Anger greets loss of 500 arts postgrads

Cuts threaten next generation of scholars and harm research, academics say. Zoe Corbyn writes.

一月 24, 2008

Arts and humanities scholars have reacted angrily to news that their research council will halve the number of grants it awards and cut funding for about 500 postgraduate students to meet budget constraints.

In a statement posted on its website, the Arts and Humanities Research Council last week details how it plans to cope with the fallout of last year's Comprehensive Spending Review.
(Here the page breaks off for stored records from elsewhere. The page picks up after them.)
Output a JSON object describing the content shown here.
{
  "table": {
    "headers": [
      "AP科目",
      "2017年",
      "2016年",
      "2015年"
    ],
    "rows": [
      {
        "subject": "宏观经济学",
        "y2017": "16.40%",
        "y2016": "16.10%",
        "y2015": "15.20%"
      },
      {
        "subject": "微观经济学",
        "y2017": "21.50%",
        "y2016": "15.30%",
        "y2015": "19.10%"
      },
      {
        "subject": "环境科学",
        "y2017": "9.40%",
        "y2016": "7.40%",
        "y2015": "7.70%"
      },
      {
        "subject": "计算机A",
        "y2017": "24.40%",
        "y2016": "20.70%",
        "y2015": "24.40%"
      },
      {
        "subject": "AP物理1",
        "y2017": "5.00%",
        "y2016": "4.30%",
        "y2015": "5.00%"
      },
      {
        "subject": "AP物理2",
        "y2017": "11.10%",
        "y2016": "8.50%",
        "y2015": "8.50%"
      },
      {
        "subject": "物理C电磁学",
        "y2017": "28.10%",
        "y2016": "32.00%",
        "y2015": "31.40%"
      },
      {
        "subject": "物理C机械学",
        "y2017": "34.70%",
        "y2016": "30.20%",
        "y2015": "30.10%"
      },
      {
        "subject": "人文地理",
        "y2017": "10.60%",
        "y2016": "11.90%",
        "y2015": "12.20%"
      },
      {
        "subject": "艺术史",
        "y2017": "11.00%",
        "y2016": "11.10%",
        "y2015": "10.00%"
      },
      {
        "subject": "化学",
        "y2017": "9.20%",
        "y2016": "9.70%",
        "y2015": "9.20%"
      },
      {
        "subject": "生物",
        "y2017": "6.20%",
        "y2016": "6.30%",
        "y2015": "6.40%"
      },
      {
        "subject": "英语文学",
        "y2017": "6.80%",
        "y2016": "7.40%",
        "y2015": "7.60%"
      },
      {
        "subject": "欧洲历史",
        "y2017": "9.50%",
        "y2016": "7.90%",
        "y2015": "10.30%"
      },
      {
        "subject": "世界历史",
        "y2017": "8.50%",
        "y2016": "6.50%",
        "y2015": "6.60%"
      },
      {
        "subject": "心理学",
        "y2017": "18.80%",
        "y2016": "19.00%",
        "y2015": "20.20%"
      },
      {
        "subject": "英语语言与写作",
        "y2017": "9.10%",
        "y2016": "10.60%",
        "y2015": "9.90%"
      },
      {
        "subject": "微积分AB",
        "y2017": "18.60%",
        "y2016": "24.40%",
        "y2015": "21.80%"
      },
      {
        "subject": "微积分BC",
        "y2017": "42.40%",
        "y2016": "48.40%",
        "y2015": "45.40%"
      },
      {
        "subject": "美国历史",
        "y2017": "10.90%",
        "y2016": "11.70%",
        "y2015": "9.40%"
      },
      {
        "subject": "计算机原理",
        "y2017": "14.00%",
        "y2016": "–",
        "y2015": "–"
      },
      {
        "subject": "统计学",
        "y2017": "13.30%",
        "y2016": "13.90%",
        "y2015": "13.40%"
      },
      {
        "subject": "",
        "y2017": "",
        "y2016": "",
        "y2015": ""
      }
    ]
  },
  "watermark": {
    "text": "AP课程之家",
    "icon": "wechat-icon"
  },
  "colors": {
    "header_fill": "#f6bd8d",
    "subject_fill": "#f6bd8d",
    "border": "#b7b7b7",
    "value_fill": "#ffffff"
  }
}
The AHRC received a 4.2 per cent real-terms funding increase over three years, the lowest of any research council.

Describing the news as "disappointing" for researchers, the council says the settlement is "not sufficient to continue funding the present volume of awards".
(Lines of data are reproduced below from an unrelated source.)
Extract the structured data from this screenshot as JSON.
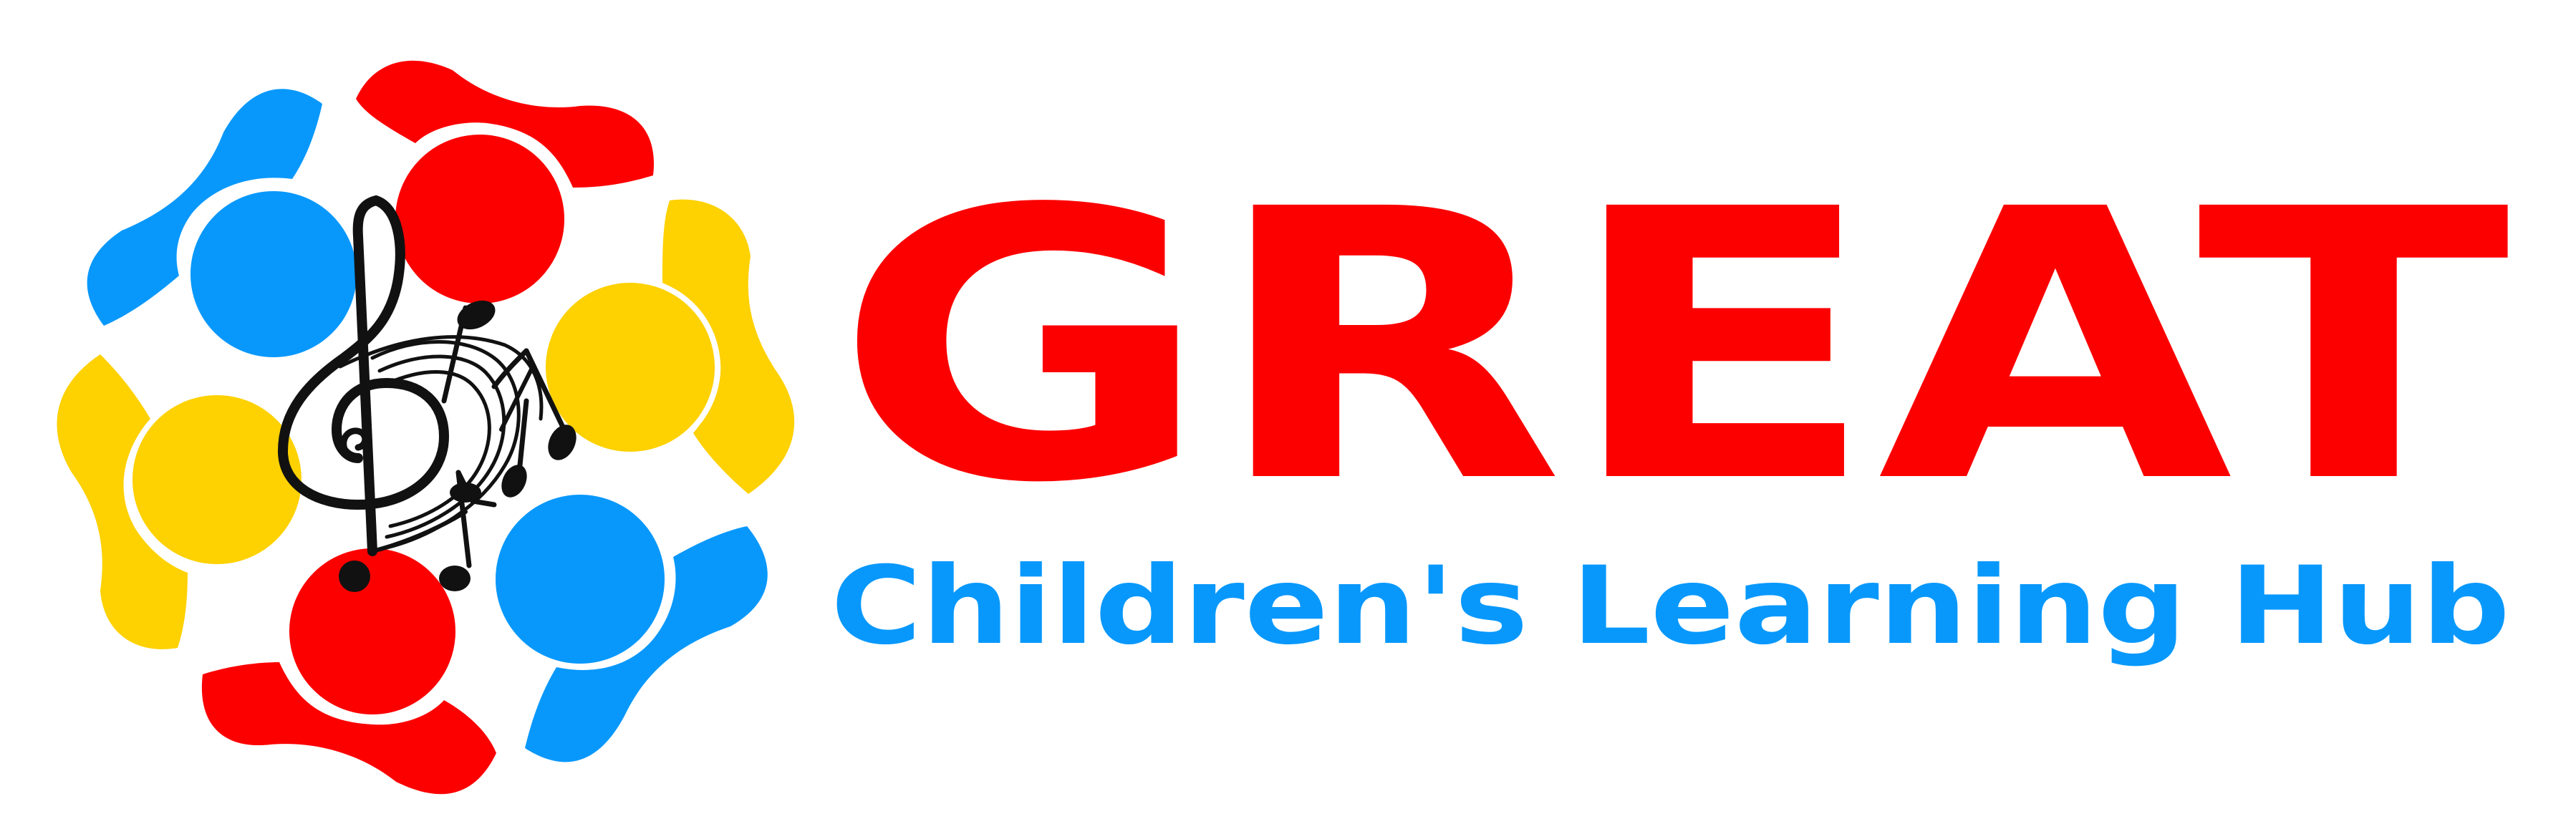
{
  "logo": {
    "title": "GREAT",
    "tagline": "Children's Learning Hub",
    "colors": {
      "red": "#fc0000",
      "blue": "#0898fc",
      "yellow": "#fed100",
      "black": "#111111",
      "background": "#ffffff"
    },
    "emblem": {
      "icon": "treble-clef-with-music-notes-icon",
      "figures": [
        "red-child-figure",
        "yellow-child-figure",
        "blue-child-figure",
        "red-child-figure",
        "blue-child-figure",
        "yellow-child-figure"
      ]
    }
  }
}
Success rates on applications for research grants will fall "temporarily" to 15 per cent, it says, from current levels of between 22 per cent and 29 per cent.
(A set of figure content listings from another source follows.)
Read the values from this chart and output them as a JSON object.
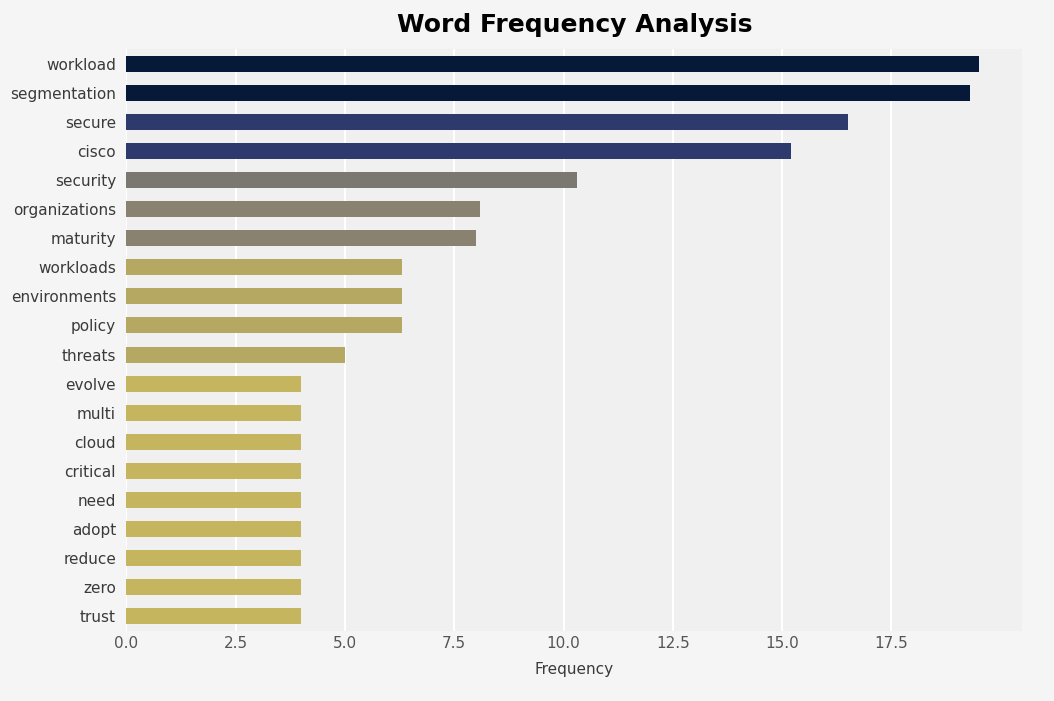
{
  "title": "Word Frequency Analysis",
  "xlabel": "Frequency",
  "categories": [
    "workload",
    "segmentation",
    "secure",
    "cisco",
    "security",
    "organizations",
    "maturity",
    "workloads",
    "environments",
    "policy",
    "threats",
    "evolve",
    "multi",
    "cloud",
    "critical",
    "need",
    "adopt",
    "reduce",
    "zero",
    "trust"
  ],
  "values": [
    19.5,
    19.3,
    16.5,
    15.2,
    10.3,
    8.1,
    8.0,
    6.3,
    6.3,
    6.3,
    5.0,
    4.0,
    4.0,
    4.0,
    4.0,
    4.0,
    4.0,
    4.0,
    4.0,
    4.0
  ],
  "colors": [
    "#071938",
    "#071938",
    "#2d3a6b",
    "#2d3a6b",
    "#7a7870",
    "#8a8270",
    "#8a8270",
    "#b5a862",
    "#b5a862",
    "#b5a862",
    "#b5a862",
    "#c4b55e",
    "#c4b55e",
    "#c4b55e",
    "#c4b55e",
    "#c4b55e",
    "#c4b55e",
    "#c4b55e",
    "#c4b55e",
    "#c4b55e"
  ],
  "background_color": "#f5f5f5",
  "plot_bg_color": "#f0f0f0",
  "xlim": [
    0,
    20.5
  ],
  "title_fontsize": 18,
  "label_fontsize": 11,
  "bar_height": 0.55
}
There will be a similar cut in research leave grants, which pay salary and associated costs while researchers complete a project.

The number of postgraduate awards will be reduced by a third, from 1,500 studentships to 1,000 in 2008; it will return to about 1,325 afterwards, the council says. "We will be capping numbers of applications from higher education institutions in 2008, and (they) should have received a letter explaining this," the statement says.

The British Academy said it was "deeply concerned" about the potential impact of the AHRC's "being forced to reduce its support to this level".

"Investment in the arts and humanities is essential to maintaining the often undervalued contribution they make to the UK's economic, social and cultural wellbeing," it said.

Simon Blackburn, a professor of philosophy at the University of Cambridge, said the news was "terrible".

"It can only accelerate a trend towards either diminishing university activity in arts and humanities or scrambling to find foreign students," Professor Blackburn said.

Geoffrey Crossick, the warden of Goldsmiths, University of London, and former chief executive of the Arts and Humanities Research Board (the AHRC's predecessor), said the consequences of the cuts would be "pretty severe".

The research leave scheme was very important for many traditional humanities researchers, he said.

"For years, it had a success rate of 50 per cent, then it went down to 25 per cent this year to deal with previous cuts and is now to go down to 15 per cent, apparently permanently. It will have a big effect," Professor Crossick said.

Cuts to postgraduate awards would hurt the next generation of academics and exacerbate the problem of the ageing profile of researchers in arts and humanities, he added. "Even though the Government says arts and humanities research is important, it doesn't always behave as though it really believes that. There is a strong case, and the research community has to learn to make (the case) better."

A government spokesperson said that the AHRC had received an increase in its funding.